In fact, there is an argument to make that Cabrera should take over the third base position in the future, where they have tried to get him some experience over the past few weeks. He’s an above-average defender at every outfield spot and is capable of playing shortstop and second base at a high level too.
Currently, the Yanks could use the support in LF, with Harrison Bader missing time due to an oblique strain. It will be difficult for manager Aaron Boone to keep him out of the lineup, presenting a challenging problem given the existence of Aaron Hicks and Josh Donaldson.
Cabrera, 24, played in 44 regular season games for the Yankees last year, acting as one of their energizers. He ended up hitting .247 with a .312 OBP, six homers, and 19 RBIs. His Steamer projections have him hitting .234 with a .295 OBP, but I believe those numbers are far from his capabilities.

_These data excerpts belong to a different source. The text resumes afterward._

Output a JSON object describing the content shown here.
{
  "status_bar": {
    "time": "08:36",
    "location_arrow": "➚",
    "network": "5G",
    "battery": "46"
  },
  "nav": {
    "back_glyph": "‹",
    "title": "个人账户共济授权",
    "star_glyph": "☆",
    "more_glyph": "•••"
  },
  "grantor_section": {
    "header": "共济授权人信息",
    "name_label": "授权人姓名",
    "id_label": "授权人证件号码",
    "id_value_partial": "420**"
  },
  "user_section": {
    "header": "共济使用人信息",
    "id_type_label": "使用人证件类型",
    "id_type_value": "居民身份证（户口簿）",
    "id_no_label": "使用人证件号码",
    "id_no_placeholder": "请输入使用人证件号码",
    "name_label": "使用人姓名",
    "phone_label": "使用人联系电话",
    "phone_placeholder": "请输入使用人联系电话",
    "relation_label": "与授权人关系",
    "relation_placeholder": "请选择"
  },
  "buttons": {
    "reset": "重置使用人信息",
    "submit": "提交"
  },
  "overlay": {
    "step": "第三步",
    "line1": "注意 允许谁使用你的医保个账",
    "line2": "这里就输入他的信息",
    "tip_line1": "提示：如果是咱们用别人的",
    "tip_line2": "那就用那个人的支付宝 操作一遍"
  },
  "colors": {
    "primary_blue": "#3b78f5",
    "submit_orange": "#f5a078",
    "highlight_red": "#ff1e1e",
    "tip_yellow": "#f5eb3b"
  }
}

I believe Oswaldo can hit in the .250 range with a .330 OBP and 15 homers if he plays more than 100 games. He has been getting better as spring training progresses and teams begin to thin out their rosters and feature more regular starters. That is certainly a good sign for his growth and development, tracking the ball and lowering his strikeout rate. In fact, Cabrera has only struck out twice times over his last six games.
An improved chase rate and swing rate have lowered his strikeout numbers tremendously, giving him even more value, which wasn’t necessarily expected but is certainly welcomed.